侍女じゃなくてもいい。ただ、同性の友達が欲しい。
この国のいろいろな文化を知りたい。何を食べて、何を着て、どんな建物に住んでいるのか。
そんなたわいもない日常の話がしたい。
「仕えたかった、ねぇ。今からでもいいじゃない。一つ言っておくけど、私この国を碌に知らないの。あなたが教えてくれるかしら?」
なんか、色々と考えていたらちょっと腹が立ってくる。
彼女だけが侍女の仕事をしていたのに、彼女はクビになった。そんな彼女は苦しそうに顔を歪めている。

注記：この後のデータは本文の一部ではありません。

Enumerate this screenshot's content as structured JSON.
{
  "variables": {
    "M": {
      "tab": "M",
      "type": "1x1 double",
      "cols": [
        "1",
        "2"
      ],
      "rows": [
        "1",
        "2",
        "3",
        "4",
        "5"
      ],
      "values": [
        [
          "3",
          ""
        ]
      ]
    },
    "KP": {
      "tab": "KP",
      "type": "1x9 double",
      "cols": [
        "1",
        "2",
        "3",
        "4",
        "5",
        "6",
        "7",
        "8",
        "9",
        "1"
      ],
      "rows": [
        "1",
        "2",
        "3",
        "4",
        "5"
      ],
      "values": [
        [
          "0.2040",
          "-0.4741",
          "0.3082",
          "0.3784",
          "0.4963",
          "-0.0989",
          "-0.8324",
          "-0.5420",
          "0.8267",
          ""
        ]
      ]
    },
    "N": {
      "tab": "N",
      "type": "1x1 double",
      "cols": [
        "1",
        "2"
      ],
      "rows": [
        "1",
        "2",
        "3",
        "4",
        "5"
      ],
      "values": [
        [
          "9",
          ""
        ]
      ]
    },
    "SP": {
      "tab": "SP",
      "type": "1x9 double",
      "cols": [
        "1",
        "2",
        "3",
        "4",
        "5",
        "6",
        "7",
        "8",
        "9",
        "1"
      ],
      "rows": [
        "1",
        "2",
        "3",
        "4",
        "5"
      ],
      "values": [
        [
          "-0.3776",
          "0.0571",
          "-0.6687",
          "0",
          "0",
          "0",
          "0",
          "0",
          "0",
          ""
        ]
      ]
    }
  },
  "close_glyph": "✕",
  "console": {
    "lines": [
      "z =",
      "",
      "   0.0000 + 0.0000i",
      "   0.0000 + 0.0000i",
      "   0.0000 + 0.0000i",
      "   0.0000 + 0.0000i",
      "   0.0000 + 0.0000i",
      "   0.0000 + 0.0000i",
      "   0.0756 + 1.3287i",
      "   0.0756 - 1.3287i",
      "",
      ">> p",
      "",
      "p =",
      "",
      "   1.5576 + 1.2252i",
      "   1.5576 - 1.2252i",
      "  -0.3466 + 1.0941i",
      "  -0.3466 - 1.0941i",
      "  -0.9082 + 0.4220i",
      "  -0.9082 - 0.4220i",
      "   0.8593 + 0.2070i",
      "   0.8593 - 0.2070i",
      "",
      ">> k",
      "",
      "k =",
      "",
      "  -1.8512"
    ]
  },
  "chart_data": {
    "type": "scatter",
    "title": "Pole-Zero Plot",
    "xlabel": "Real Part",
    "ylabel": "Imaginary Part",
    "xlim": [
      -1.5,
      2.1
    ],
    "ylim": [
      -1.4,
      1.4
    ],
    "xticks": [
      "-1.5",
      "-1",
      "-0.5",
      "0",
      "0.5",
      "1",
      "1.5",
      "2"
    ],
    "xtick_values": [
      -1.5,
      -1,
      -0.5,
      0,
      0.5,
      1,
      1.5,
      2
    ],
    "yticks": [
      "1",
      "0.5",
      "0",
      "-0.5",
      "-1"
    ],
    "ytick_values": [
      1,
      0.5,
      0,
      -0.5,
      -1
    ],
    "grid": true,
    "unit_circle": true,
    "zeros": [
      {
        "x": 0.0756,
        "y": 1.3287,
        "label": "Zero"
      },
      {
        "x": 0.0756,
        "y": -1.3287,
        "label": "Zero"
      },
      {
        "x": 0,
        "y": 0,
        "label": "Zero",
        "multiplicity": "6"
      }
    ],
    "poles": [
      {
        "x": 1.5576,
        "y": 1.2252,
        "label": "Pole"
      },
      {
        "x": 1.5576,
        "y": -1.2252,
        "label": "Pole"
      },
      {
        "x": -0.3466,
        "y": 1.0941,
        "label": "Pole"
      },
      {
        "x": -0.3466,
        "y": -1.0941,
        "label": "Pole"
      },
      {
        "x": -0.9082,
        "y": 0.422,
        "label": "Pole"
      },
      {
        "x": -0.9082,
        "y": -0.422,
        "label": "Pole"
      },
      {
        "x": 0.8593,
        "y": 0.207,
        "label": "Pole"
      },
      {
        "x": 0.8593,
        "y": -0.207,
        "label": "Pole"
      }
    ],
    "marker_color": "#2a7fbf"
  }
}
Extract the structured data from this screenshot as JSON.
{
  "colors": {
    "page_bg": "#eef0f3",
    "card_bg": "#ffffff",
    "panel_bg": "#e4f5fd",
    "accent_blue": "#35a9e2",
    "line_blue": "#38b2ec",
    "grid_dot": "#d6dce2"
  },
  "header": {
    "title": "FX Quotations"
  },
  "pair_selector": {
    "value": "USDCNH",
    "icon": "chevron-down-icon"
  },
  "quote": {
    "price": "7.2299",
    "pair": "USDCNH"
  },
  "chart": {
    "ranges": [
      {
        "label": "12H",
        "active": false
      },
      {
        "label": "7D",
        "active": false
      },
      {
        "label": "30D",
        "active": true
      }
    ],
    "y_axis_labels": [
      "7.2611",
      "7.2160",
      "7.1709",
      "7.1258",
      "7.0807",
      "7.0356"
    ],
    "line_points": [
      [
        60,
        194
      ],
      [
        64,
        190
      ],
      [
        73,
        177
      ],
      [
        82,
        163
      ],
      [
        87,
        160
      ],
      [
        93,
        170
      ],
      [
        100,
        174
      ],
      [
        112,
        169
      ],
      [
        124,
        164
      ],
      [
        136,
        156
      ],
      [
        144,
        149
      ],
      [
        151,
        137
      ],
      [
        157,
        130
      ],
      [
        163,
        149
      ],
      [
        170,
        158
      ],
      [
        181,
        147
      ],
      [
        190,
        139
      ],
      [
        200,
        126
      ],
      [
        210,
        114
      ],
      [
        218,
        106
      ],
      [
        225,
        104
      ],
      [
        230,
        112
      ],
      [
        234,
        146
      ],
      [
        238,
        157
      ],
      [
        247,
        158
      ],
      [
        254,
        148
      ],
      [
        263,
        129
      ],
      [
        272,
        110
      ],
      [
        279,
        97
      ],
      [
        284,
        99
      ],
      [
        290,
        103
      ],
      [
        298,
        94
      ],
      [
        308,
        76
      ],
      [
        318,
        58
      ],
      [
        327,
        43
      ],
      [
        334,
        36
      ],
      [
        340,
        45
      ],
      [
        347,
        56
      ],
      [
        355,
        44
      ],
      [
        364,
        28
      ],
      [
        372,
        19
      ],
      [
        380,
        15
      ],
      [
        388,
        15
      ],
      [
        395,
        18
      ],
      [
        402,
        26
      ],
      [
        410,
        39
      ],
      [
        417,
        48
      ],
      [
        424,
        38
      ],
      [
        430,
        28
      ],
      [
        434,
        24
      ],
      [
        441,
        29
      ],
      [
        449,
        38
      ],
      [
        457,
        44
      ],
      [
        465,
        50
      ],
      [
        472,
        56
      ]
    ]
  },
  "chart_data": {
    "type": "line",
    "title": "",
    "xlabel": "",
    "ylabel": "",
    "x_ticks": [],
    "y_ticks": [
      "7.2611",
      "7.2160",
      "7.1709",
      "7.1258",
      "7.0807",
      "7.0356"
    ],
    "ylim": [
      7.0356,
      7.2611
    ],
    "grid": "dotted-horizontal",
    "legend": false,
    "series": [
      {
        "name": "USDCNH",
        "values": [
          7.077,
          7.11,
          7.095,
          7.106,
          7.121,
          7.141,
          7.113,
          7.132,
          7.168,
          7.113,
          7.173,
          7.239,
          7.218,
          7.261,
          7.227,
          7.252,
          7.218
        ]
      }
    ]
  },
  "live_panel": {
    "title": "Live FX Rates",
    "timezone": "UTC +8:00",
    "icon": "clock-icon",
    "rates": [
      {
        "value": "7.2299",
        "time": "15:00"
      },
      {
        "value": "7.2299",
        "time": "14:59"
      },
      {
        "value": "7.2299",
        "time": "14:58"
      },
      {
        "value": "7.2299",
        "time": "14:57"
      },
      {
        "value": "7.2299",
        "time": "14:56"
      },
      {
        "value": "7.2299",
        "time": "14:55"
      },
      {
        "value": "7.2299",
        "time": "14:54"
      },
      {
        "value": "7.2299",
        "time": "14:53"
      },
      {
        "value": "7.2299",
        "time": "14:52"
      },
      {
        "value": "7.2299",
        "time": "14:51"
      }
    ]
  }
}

そうだというのに、何もやってこなかった人間が。主人としての役割を放棄したか姫君たちが。
のうのうと生活しているのが許せない。
「いいのですか?私で、鈍で役に立ちきれないかもしれないのですよ。」
彼女は不安そうに、だけどどこか嬉しそうに顔をあげる。
少しは心が晴れたみたいね。やっぱり、笑っている方が何倍もいい。
胸につかえていた焦燥感がきれいさっぱりなくなった。
「あなたがいいの。どんな環境にいても誇りを忘れまいと努力したあなたがいいの。」
心のままに、素直に伝えたいことを不器用にも伝えたい人に紡いでいく。
言葉にしなきゃ、何も伝わらないから。だから、どうか。伝わってほしい。
「……はい!このルナシー・メドベージェフ。あなた様に誠心誠意仕えさせていただきます。」
彼女の震えているが明るい声が耳を通っていく。顔をあげると、そこには向日葵のような眩しい笑顔を浮かべる彼女が。
あぁ、良かった。届いたんだ、私の言葉が。
頬に温かい液体が流れて落ちていく。目から汗でも出たのか。
「ありがとう、ルナシー。これからよろしくね。」
できるだけ力を入れすぎないように彼女を優しく抱きしめる。
感謝と歓迎の意味を込めて。この思いが伝わるように祈りながら。